Scientists discover superbug's rapid path to antibiotic resistance

Clostridioides difficile (C. diff), a type of bacteria which often affects people who have taken antibiotics, is responsible for approximately 2,000 deaths annually in the UK.

Researchers from the University of Sheffield and the University of Manchester have found C. diff is able to evolve high levels of vancomycin resistance very quickly—in less than two months the bacteria could tolerate 32 times the normally effective antibiotic concentration. Their research is published in the journal PLOS Biology.

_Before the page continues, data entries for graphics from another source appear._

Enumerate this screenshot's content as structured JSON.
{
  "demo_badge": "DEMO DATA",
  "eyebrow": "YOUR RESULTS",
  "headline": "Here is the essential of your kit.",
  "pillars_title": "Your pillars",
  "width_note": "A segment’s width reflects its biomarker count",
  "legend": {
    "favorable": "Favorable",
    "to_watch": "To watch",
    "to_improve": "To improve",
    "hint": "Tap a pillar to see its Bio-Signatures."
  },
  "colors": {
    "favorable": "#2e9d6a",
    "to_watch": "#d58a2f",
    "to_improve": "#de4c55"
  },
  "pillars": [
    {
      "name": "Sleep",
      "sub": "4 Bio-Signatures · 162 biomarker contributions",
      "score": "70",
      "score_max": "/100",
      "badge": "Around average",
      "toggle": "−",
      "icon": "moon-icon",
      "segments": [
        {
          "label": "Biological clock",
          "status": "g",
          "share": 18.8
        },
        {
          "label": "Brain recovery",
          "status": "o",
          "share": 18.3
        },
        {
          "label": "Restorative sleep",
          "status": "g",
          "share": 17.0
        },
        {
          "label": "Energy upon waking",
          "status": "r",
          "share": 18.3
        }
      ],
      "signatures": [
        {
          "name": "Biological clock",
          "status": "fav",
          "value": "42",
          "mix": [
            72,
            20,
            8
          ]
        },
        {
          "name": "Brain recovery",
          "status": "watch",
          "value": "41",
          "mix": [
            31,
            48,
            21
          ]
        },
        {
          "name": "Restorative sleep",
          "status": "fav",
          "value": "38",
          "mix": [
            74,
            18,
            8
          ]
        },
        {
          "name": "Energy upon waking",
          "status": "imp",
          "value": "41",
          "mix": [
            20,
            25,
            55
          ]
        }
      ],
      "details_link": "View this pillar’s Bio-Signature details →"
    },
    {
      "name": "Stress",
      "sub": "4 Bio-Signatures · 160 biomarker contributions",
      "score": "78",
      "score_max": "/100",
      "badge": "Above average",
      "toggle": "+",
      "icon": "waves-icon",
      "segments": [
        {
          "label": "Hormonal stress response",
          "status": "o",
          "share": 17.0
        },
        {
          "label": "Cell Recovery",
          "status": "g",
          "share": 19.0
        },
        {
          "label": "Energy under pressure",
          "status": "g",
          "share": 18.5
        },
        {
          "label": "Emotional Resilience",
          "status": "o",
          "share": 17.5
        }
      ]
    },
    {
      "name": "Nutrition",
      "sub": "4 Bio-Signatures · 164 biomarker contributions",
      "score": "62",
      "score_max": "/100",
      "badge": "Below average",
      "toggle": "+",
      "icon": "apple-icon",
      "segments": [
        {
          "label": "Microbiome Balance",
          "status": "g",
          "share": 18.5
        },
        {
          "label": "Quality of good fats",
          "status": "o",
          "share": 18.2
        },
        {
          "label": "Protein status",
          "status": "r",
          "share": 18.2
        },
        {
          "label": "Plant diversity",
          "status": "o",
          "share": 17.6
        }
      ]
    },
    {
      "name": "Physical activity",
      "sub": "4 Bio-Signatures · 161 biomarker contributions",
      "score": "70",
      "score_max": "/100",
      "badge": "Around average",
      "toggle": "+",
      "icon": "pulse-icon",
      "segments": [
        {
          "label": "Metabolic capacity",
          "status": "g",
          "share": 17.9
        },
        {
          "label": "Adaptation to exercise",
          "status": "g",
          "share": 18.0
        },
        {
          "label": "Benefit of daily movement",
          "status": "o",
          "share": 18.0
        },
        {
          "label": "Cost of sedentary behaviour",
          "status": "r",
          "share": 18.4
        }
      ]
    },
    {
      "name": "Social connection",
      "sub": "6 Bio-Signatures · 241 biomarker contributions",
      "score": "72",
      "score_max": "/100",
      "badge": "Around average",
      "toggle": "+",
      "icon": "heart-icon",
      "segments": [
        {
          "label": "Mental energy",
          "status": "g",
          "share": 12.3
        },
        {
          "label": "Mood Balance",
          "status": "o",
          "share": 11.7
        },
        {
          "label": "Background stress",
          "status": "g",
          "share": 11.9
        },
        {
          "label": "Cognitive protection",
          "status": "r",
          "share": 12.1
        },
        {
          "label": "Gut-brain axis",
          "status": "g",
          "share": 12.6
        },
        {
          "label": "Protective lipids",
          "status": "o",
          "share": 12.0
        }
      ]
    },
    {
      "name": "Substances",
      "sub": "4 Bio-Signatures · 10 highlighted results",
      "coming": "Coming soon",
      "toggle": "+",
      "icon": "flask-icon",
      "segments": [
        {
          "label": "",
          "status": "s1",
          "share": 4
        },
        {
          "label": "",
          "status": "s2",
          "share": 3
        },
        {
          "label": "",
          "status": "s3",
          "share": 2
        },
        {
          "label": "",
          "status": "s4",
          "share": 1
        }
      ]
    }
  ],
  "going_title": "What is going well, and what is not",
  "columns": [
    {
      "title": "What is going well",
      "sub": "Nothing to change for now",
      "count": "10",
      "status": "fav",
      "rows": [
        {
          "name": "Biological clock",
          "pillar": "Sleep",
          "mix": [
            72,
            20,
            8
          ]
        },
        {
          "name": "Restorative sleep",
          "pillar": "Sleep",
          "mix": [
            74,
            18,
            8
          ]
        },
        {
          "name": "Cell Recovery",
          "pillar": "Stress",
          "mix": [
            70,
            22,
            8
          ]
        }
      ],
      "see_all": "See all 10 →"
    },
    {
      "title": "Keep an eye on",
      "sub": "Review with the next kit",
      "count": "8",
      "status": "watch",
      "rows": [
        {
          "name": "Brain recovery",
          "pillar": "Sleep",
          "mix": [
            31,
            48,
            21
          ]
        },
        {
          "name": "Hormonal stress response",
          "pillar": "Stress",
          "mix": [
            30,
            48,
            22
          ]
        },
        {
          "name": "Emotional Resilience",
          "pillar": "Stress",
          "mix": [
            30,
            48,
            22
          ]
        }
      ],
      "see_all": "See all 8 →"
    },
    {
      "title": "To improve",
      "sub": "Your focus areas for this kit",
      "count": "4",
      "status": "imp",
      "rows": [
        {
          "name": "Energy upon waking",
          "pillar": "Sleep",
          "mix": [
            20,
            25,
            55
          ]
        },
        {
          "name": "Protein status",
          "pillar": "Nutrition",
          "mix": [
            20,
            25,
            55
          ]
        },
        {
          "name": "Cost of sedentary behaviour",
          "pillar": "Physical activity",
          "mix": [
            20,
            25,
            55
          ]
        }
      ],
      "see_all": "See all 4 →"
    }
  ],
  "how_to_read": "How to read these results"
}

Currently, the antibiotics used to treat C. diff damage beneficial gut bacteria, leading to a high reinfection rate—up to 30% of patients treated with vancomycin experience a second infection within weeks, with the likelihood of further relapses increasing thereafter.

Despite vancomycin's critical role within UK health care, routine monitoring for resistance in clinical settings is lacking, so resistance may be emerging under the radar in hospitals. If widespread resistance were to arise, it would remove this critical treatment option from UK health care.

Antimicrobial resistance (AMR) has been identified by the World Health Organization (WHO) as one of the top global public health and development threats. It is estimated that bacterial AMR was directly responsible for 1.27 million global deaths in 2019 and contributed to 4.95 million deaths.

Jessica Buddle, Ph.D. student at the University of Sheffield and lead author of the study, said, "Our findings highlight the need for vigilant monitoring of vancomycin resistance in UK hospitals. Unchecked resistance could contribute to the large number of patients who have a relapsing infection after successful treatment with vancomycin. More research is essential to inform health care policy and determine if vancomycin remains the best treatment option.

"Our ongoing work aims to understand the extent and mechanisms of resistance development, simulate these conditions within the complex human gut ecosystem, and collaborate with UK epidemiologists to identify potential resistance signatures in hospitals.

"These efforts are crucial to prevent a future where antibiotics are no longer a viable option for treating bacterial infections and infections that are readily treatable today become life-threatening once again."

Although this rapid evolution is concerning, resistant strains exhibited reduced overall fitness, potentially limiting their clinical threat. The resistant strains also commonly had defects in sporulation. Sporulation is essential for C. diff to transmit from one person to the next and to survive on surfaces in hospitals.

Future work will seek to understand this interplay between resistance and the ability of the bacteria to cause severe disease. Researchers will be able to leverage this knowledge to improve surveillance of emerging resistance in hospitals.